Dans une interview à Jeune Afrique, le Premier ministre Amadou Oury Bah a choisi la franchise. Sans euphémisme, sans détours, il a livré une lecture tranchée du paysage politique guinéen et des défis économiques qui attendent le pays. À travers ses propos, c’est une ligne claire qui se dessine : la transition a rebattu les cartes et ceux qui refusent de s’adapter sont condamnés à disparaître.
Dès l’évocation de Cellou Dalein Diallo et Sidya Touré, tous deux en exil, le chef du gouvernement ne prend pas de gants. « Certains se sont exclus eux-mêmes », tranche-t-il, rappelant que depuis le début de la transition, leur posture n’a jamais varié : le refus systématique. Le message est limpide : en politique, l’absence prolongée n’est pas un accident, c’est un choix – et il a des conséquences.
Amadou Oury Bah pousse même plus loin l’analyse en estimant que les acteurs ayant contribué à la validation du troisième mandat d’Alpha Condé ont, selon ses mots, « scellé leur propre destin ». Une manière de rappeler qu’en Guinée, la mémoire politique reste vive et que certaines décisions continuent de hanter ceux qui les ont prises. « Tous ceux qui ont participé à faire valider le troisième mandat se sont politiquement suicidés », dit-il sans ambiguïté.
L’édito prend une autre dimension lorsque le Premier ministre aborde la transformation du jeu politique. Selon lui, la transition a imposé de nouveaux codes, auxquels une partie de la classe politique peine à se conformer. « Les paradigmes ont changé. La classe politique, qui regarde toujours dans le rétroviseur, n’est plus audible », estime-t-il. Autrement dit : l’ère des discours figés, des stratégies d’un autre temps, est révolue.

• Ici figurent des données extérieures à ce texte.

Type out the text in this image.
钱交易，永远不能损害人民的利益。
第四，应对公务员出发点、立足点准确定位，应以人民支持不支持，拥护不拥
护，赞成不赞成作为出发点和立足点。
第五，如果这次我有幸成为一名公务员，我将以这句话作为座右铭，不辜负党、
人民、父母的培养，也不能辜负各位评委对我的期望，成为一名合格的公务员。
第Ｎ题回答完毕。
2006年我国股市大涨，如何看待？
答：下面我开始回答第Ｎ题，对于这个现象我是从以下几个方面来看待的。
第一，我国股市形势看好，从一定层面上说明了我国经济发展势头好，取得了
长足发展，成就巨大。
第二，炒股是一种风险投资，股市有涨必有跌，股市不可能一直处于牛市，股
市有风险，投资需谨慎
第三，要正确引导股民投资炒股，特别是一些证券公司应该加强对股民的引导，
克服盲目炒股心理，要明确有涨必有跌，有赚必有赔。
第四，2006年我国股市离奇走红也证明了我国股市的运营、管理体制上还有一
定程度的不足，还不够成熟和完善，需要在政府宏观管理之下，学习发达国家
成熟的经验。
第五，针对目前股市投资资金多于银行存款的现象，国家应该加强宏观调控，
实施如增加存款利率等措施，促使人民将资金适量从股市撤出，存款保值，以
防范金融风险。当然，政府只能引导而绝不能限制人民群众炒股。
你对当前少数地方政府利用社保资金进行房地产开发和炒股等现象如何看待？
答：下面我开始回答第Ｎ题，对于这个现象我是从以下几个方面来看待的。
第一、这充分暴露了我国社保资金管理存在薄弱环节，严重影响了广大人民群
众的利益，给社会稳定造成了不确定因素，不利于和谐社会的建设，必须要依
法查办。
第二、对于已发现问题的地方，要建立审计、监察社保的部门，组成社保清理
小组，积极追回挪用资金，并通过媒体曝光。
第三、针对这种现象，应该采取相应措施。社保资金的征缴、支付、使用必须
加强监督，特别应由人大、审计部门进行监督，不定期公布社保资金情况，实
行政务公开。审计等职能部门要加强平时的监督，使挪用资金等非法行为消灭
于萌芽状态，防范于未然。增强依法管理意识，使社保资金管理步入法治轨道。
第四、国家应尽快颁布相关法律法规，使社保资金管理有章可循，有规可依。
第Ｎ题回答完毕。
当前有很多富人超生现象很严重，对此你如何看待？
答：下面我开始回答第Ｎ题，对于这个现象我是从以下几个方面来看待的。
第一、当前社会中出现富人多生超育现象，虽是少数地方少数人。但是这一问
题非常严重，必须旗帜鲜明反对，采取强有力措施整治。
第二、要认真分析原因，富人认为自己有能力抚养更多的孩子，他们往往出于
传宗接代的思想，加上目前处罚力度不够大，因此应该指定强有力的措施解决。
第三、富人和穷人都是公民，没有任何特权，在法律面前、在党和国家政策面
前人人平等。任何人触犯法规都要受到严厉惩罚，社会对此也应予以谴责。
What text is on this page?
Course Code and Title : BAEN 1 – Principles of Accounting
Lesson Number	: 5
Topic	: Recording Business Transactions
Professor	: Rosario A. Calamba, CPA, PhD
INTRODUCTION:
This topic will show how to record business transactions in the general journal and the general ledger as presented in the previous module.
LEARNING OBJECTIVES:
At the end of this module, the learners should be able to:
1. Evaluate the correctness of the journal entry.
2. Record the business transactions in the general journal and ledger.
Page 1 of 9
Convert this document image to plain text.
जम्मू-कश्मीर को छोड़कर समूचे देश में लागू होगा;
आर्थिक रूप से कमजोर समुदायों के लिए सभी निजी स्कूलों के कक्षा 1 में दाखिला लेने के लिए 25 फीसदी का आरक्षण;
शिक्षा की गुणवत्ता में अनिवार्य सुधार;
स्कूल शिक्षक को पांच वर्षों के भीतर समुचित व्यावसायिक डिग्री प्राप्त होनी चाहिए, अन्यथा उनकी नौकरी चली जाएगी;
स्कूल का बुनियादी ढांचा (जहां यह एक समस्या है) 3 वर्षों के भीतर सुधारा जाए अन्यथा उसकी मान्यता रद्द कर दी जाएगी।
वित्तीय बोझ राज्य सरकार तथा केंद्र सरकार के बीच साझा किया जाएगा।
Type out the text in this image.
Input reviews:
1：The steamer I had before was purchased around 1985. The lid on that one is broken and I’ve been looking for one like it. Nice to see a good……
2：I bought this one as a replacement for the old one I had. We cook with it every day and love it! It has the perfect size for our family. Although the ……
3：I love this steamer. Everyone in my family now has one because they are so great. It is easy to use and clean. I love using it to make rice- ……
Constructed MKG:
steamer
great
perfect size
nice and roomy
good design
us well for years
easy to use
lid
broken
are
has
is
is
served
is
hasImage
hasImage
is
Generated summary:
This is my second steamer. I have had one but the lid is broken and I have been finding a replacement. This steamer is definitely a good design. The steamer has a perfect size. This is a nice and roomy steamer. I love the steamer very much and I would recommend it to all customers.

Sur le terrain économique, Amadou Oury Bah adopte le même ton volontariste. Il met en avant le programme Simandou 2040, présenté comme la matrice d’une Guinée qui veut enfin sortir du piège de la rente minière. L’ambition ? Diversifier l’économie pour rompre avec la dépendance historique au minerai brut. Agriculture, tourisme, énergie, capital humain, santé : pour le Premier ministre, c’est l’ensemble du modèle qui doit être repensé.
En filigrane, une vision apparaît : celle d’un pays qui n’a plus le luxe d’attendre, ni celui de s’enfermer dans les vieux schémas. Entre rupture politique et réinvention économique, Amadou Oury Bah trace le contour d’une Guinée nouvelle mais prévient que seuls ceux qui auront le courage de se mettre au diapason pourront y trouver leur place.